Non c'è molto bisogno di descrivere i personaggi: come ho già detto, sono spesso mezzi di cui si serve l'autore, mai fini che necessitano un'introspezione o delle motivazioni esaurienti per le loro azioni. Il protagonista fa eccezione - e meno male, almeno lui... mi è piaciuta molto la sua caratterizzazione come personaggio ambiguo e sempre mosso da secondi fini. Quello che non possiede in termini di design lo compensa con il suo sviluppo.
Parlando proprio di design dei personaggi: non è nulla di eccezionale, ho visto di meglio, ma i costumi e gli orpelli sono molto accattivanti. Molto buone, invece, sono le rappresentazioni di luoghi realmente esistenti (esempi presi dal primo volume, l'Alhambra di Granada e Venezia), e altrettanto ben realizzate sono le ambientazioni in generale, in genere ricche di dettagli, anche se si avverte una certa carenza nell'elaborazione dei fondali.
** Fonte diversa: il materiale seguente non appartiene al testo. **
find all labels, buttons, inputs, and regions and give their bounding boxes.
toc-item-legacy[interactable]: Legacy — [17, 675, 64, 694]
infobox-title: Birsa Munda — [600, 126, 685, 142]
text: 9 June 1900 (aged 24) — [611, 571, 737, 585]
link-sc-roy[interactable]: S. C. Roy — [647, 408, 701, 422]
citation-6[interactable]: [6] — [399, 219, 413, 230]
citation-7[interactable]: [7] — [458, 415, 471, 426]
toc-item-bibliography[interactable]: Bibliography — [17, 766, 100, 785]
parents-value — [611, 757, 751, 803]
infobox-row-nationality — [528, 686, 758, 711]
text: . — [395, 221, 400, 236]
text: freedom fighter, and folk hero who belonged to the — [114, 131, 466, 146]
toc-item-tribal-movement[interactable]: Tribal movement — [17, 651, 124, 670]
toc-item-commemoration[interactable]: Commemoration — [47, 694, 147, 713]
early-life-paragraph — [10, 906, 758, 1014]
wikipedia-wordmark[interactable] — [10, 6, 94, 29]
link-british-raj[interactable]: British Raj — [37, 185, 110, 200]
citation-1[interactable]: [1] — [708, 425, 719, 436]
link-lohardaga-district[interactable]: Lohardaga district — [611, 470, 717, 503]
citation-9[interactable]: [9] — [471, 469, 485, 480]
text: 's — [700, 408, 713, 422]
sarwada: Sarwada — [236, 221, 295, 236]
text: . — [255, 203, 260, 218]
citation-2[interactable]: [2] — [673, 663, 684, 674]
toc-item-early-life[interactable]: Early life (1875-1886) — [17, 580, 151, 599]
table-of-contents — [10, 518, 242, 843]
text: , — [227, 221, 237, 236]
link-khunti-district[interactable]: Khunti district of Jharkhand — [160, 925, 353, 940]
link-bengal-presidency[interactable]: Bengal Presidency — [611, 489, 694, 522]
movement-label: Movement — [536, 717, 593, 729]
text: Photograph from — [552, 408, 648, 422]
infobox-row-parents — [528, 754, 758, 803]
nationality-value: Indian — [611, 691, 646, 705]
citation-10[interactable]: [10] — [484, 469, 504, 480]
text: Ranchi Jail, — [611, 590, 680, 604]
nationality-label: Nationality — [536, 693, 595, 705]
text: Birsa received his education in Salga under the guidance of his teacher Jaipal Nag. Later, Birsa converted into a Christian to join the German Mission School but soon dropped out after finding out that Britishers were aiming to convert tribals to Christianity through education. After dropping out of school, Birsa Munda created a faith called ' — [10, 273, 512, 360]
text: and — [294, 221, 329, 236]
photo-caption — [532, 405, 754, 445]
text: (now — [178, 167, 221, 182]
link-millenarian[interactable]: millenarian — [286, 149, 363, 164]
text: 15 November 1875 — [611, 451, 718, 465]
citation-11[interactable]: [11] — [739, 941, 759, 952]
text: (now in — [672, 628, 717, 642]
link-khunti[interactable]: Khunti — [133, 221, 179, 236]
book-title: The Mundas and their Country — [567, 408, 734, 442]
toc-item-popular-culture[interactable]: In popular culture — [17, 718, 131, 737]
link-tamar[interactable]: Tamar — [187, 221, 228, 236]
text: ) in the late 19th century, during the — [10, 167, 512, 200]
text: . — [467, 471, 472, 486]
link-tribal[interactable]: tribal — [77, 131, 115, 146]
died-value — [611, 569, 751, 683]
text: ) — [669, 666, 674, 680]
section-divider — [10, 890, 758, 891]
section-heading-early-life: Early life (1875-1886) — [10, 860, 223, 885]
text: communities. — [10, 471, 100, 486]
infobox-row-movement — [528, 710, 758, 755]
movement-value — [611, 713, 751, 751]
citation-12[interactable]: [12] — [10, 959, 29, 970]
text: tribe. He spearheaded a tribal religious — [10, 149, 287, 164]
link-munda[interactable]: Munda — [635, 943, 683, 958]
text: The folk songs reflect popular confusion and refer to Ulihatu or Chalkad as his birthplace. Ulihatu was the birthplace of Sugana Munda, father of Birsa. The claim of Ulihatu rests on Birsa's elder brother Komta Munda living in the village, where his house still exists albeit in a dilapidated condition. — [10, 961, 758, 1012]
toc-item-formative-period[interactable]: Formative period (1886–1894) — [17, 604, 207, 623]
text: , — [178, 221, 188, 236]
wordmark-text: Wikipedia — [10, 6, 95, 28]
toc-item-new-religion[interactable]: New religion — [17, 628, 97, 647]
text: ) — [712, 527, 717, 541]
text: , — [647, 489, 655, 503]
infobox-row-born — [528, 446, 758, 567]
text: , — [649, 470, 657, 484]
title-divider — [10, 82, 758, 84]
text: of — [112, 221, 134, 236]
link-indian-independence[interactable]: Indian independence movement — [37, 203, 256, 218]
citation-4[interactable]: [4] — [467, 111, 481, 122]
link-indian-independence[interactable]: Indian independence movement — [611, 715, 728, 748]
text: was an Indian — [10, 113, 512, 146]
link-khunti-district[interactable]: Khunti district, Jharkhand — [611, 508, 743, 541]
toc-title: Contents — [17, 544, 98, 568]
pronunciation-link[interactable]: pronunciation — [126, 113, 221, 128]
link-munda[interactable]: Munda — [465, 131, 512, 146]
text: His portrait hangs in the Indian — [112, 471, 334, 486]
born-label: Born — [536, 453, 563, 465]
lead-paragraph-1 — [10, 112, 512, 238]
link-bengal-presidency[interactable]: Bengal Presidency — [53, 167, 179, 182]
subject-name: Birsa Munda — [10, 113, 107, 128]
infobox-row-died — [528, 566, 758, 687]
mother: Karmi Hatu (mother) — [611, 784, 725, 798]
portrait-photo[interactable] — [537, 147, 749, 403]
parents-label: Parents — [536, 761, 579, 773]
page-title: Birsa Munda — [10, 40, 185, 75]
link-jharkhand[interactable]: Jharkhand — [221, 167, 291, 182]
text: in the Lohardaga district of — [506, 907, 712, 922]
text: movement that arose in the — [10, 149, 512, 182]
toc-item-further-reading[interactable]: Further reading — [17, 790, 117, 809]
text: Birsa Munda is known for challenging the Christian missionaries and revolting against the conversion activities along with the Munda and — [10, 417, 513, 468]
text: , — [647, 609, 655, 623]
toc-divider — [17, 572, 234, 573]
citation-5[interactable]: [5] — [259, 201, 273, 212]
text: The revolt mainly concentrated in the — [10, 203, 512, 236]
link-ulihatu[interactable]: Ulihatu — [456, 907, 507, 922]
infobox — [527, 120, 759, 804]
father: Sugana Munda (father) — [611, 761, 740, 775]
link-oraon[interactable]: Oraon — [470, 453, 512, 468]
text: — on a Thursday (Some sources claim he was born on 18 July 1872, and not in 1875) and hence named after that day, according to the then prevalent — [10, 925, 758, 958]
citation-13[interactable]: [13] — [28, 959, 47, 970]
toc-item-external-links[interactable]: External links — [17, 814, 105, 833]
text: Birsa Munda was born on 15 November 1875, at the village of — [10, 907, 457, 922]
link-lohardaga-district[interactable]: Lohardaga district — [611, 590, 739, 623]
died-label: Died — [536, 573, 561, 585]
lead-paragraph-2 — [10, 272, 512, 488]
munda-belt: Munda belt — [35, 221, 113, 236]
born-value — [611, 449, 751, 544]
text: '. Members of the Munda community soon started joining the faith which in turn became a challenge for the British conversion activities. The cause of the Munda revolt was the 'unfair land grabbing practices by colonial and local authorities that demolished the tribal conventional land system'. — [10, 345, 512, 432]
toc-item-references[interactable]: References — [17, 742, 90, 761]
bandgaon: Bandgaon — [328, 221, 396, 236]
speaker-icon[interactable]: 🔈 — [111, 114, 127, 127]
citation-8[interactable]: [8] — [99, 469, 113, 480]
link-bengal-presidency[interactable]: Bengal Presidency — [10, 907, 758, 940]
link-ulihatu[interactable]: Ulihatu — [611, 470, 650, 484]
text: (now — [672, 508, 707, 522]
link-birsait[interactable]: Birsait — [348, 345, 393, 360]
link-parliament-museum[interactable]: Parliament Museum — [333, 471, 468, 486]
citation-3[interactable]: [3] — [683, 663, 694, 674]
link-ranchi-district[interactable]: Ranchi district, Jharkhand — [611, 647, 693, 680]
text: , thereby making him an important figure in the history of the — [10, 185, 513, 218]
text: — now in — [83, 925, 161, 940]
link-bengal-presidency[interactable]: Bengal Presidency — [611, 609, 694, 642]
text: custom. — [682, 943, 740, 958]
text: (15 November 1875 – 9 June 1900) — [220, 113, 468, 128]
Ah, quanto potenziale aveva un'opera del genere... e invece, vuoi per sciatteria, vuoi per incapacità, il manga non riesce ad elevarsi al di sopra della sufficienza. Mi dispiace che l'autore abbia cercato di giustificarsi anziché lavorare sodo e raddrizzare quanto di storto aveva creato, ma insomma, almeno è stato onesto. Ciò non lo rende migliore ai miei occhi né mi ispira pietà, anzi, ma perlomeno è stato onesto. O codardo? Lungi da me giudicare. Quello che conta è il resoconto finale dell'opera: difettoso in termini di trama, abbastanza incisivo dal punto di vista grafico, "Kenja no Ishi" cavalca quella linea di demarcazione fra il mediocre e l'appassionante. Come opera, ambientazione e stile ispira parecchio, ma è tutta una facciata edulcorata, e alla fine dei conti offre il poco o il nulla. Potete anche leggerlo, se volete, ma seguite il mio consiglio e armatevi bene di "suspension of disbelief" prima di farlo, altrimenti rischiereste di rimanere molto delusi.